Strong themes present in the book are addiction and illness — Morgan is estranged from her parents, who are dysfunctional, judgemental alcoholics, and Anna’s mother just recently committed suicide after years of manic illnesses.
Racism is thinly explored in the book as well. Jesse Jameson Williams meets Anna Dale when he’s a teenager, and begins helping her paint the mural. Soon, people in Edenton assume the two are engaged in a relationship, which would’ve been illegal at that time. Someone paints racial slurs on the wall of Anna’s workshop space, and people threaten to harm Anna because of her connection to Jesse. Admittedly, the racism seems a little too light for what it would’ve actually been like at that time.

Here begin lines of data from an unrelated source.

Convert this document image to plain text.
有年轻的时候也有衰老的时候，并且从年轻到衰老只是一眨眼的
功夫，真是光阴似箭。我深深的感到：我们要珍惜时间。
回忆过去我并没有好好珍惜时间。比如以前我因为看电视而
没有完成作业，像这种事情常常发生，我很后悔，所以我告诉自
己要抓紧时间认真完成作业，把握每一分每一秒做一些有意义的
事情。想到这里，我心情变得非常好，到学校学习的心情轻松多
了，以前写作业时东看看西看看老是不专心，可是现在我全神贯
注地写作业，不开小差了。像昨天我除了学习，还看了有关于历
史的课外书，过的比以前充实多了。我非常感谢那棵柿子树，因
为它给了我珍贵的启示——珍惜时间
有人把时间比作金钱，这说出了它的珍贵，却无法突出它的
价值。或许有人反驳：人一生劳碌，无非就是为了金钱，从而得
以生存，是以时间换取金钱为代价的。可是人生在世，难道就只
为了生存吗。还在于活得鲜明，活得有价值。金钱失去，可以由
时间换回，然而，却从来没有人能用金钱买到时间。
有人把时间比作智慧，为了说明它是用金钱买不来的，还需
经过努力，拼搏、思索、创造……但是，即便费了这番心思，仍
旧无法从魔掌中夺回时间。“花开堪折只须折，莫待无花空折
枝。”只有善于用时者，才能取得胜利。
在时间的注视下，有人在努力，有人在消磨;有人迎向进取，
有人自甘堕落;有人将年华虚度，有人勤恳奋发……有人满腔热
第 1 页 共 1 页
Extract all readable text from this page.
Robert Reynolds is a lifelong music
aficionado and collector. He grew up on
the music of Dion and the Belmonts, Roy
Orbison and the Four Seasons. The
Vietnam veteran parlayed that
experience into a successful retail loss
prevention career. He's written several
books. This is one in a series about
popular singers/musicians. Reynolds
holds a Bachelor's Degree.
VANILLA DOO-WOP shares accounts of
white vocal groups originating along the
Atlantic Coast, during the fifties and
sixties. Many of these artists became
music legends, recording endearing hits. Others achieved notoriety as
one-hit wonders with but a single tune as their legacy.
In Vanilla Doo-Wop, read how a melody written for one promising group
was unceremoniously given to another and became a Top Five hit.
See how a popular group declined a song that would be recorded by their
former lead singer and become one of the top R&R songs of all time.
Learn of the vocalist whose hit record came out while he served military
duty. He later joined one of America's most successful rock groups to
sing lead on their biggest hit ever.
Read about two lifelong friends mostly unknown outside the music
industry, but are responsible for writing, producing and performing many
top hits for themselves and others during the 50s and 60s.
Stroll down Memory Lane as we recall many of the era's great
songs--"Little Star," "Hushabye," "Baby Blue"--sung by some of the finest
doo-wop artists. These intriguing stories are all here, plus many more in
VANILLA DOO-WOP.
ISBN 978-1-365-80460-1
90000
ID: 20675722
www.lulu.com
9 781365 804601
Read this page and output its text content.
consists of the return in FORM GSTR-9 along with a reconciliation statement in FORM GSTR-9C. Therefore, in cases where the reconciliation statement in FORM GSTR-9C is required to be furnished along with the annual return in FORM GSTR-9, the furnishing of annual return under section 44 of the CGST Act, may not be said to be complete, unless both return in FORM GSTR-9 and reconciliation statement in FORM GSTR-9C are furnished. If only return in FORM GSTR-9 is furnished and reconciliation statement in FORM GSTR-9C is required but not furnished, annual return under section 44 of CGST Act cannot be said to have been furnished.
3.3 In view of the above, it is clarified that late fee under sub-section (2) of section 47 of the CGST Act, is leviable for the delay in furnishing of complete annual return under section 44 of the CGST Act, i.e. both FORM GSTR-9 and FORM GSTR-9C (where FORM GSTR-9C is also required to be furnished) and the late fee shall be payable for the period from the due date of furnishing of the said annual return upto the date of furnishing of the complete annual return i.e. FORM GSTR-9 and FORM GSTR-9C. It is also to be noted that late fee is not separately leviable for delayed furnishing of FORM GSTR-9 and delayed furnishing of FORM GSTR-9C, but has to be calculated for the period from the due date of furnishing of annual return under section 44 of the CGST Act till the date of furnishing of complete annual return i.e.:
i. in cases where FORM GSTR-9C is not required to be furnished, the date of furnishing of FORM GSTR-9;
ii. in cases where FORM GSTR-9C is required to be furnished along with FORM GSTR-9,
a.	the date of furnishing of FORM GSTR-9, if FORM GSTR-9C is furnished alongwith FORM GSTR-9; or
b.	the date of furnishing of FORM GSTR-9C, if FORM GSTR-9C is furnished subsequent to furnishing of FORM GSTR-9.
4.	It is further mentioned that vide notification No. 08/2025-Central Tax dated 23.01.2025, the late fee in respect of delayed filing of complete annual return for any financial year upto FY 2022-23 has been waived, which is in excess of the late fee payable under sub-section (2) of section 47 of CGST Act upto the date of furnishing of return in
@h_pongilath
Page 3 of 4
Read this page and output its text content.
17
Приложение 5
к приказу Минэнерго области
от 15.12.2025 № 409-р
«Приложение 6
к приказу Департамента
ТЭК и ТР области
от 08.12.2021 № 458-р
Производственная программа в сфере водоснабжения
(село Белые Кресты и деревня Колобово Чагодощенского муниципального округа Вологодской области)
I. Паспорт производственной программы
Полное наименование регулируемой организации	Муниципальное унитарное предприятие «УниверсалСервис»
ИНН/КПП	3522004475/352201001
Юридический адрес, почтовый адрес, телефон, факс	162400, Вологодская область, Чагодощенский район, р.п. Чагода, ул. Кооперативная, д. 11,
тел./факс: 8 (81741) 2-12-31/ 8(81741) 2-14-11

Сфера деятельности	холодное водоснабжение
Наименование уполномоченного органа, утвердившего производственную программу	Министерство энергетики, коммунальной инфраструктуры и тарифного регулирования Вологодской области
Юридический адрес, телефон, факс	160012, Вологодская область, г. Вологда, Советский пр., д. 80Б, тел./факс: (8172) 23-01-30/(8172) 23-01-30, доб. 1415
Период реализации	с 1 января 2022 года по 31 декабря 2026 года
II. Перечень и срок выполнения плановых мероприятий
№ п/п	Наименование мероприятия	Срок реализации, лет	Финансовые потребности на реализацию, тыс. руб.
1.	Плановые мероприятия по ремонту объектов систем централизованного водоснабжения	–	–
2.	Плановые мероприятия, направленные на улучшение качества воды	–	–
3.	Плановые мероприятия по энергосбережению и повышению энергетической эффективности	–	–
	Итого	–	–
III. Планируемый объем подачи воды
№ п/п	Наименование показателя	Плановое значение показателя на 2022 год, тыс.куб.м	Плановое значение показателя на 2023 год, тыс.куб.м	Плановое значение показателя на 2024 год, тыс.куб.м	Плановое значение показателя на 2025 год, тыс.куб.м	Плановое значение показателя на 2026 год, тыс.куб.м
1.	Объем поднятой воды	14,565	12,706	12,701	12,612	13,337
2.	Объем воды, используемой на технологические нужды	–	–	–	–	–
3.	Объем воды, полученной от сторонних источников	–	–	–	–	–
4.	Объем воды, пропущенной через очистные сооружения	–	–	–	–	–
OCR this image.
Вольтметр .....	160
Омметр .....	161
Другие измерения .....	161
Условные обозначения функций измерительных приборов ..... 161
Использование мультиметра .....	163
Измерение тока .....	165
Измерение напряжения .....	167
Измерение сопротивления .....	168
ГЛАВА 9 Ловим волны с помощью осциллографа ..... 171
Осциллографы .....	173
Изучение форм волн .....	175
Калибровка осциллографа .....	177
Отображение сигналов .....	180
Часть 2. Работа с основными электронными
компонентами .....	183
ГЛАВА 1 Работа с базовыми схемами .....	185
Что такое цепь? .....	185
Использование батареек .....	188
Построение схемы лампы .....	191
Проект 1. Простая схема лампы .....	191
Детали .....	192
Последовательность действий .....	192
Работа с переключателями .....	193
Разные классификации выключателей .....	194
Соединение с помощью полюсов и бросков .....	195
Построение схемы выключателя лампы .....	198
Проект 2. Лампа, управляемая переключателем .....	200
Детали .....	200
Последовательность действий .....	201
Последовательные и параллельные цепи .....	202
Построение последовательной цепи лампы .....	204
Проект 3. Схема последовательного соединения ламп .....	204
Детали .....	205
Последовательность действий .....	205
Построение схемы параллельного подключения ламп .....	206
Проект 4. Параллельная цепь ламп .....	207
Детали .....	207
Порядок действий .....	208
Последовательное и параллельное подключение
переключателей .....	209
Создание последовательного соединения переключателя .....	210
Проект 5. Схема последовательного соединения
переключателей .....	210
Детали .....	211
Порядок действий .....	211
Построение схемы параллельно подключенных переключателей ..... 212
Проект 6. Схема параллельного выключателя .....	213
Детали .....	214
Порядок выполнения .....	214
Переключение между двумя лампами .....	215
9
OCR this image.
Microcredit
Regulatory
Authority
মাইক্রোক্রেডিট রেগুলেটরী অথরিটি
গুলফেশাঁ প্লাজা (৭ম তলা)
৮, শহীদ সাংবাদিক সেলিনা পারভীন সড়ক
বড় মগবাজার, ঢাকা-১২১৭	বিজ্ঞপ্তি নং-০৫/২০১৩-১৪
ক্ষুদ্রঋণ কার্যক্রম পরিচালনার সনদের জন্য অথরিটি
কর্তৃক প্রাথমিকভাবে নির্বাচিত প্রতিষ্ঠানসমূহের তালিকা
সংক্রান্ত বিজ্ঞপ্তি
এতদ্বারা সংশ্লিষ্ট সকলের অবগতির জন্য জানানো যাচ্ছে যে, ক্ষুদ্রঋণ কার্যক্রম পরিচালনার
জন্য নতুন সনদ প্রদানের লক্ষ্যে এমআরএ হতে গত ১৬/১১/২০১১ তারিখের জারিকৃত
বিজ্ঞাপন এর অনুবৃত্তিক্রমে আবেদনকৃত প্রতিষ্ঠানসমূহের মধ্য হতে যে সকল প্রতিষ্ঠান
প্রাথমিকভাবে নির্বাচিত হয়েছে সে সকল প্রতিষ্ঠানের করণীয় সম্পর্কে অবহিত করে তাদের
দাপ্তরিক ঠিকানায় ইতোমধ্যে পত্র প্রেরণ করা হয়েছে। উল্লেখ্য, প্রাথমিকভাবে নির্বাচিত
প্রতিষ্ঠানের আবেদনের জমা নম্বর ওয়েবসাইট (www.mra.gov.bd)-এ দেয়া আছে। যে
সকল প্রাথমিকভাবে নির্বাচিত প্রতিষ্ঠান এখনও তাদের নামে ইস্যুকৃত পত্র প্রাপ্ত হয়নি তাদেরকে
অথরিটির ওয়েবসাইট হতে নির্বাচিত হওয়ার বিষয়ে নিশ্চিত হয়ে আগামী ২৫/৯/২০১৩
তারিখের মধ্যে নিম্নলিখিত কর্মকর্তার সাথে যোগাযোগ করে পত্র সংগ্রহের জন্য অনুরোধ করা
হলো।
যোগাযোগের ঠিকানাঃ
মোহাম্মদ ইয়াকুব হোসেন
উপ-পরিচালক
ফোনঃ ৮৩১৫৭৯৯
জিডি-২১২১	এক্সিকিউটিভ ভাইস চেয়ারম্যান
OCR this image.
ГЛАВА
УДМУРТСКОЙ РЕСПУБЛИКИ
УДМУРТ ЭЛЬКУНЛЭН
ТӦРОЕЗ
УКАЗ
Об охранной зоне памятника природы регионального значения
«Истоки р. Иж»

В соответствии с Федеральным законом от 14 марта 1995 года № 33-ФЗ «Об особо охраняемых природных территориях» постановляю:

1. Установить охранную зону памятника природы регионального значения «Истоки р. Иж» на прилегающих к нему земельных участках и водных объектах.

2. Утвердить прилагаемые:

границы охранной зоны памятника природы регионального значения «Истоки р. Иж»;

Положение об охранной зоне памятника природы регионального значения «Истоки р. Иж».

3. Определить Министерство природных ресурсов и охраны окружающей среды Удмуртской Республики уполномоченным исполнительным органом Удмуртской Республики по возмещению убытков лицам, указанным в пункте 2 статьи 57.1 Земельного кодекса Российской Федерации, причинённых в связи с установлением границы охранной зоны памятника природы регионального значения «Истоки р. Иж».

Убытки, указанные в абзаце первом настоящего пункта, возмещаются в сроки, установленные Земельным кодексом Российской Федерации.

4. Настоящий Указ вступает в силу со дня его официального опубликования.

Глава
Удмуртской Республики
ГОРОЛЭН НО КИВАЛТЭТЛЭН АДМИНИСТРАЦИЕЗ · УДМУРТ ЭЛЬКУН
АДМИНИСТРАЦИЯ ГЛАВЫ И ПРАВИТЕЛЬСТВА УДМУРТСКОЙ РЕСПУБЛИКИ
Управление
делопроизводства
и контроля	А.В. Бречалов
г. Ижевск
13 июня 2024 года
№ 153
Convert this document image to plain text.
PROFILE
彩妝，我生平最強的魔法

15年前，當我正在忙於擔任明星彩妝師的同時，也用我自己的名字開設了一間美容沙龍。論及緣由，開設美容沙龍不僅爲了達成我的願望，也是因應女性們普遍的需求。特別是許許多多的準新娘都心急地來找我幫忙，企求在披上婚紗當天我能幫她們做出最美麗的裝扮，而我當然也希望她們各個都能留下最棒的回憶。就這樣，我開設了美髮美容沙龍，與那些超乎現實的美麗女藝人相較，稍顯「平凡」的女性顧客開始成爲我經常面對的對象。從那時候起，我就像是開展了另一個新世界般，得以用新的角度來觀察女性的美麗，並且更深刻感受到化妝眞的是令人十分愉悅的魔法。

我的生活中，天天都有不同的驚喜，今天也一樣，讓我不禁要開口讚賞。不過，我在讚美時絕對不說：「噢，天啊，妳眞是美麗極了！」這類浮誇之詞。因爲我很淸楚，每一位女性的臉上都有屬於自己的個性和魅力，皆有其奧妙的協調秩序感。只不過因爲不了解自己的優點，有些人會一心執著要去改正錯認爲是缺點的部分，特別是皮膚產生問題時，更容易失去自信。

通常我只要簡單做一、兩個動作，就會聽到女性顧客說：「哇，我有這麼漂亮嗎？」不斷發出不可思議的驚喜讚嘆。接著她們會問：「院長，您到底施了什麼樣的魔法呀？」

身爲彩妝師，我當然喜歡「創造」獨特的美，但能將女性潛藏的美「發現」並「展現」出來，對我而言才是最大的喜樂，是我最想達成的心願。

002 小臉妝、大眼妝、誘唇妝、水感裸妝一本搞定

The artistry is incredibly evocative in the book. Both Anna and Morgan are talented and enthusiastic about their work and it’s evident how much artistic research has gone into the writing of this book. Everything about the mural, the town and its inhabitants is richly detailed and captured clearly.
“They talked about the people they knew who might be willing to model for the mural. Muss Myrtle thought the mayor’s wife was a good choice, but the idea made Anna cringe as she remembered Pauline’s comments about Mayor Sykes’ treatment of his wife. She felt as if she knew far more than she should about the poor woman and her life.”
The book is enjoyable and will have readers turning the pages, but it’s not flawless. The turning point in Anna Dale’s story (and what results from it) is predictable and expected, as is Morgan’s discovered connection to Jesse and Anna in the final chapter of the book.
Additionally, Jesse’s will stipulated that his daughter Lisa wouldn’t inherit her childhood home if Morgan missed her mural restoration deadline. This stipulation…doesn’t fit the rest of Jesse’s characterisation and is never really explained in the book. It felt like a lazy plot point.
An engaging read recommended for fans of women’s fiction and historical fiction.
Thank you to the publisher for sending me a review copy in exchange for an honest review.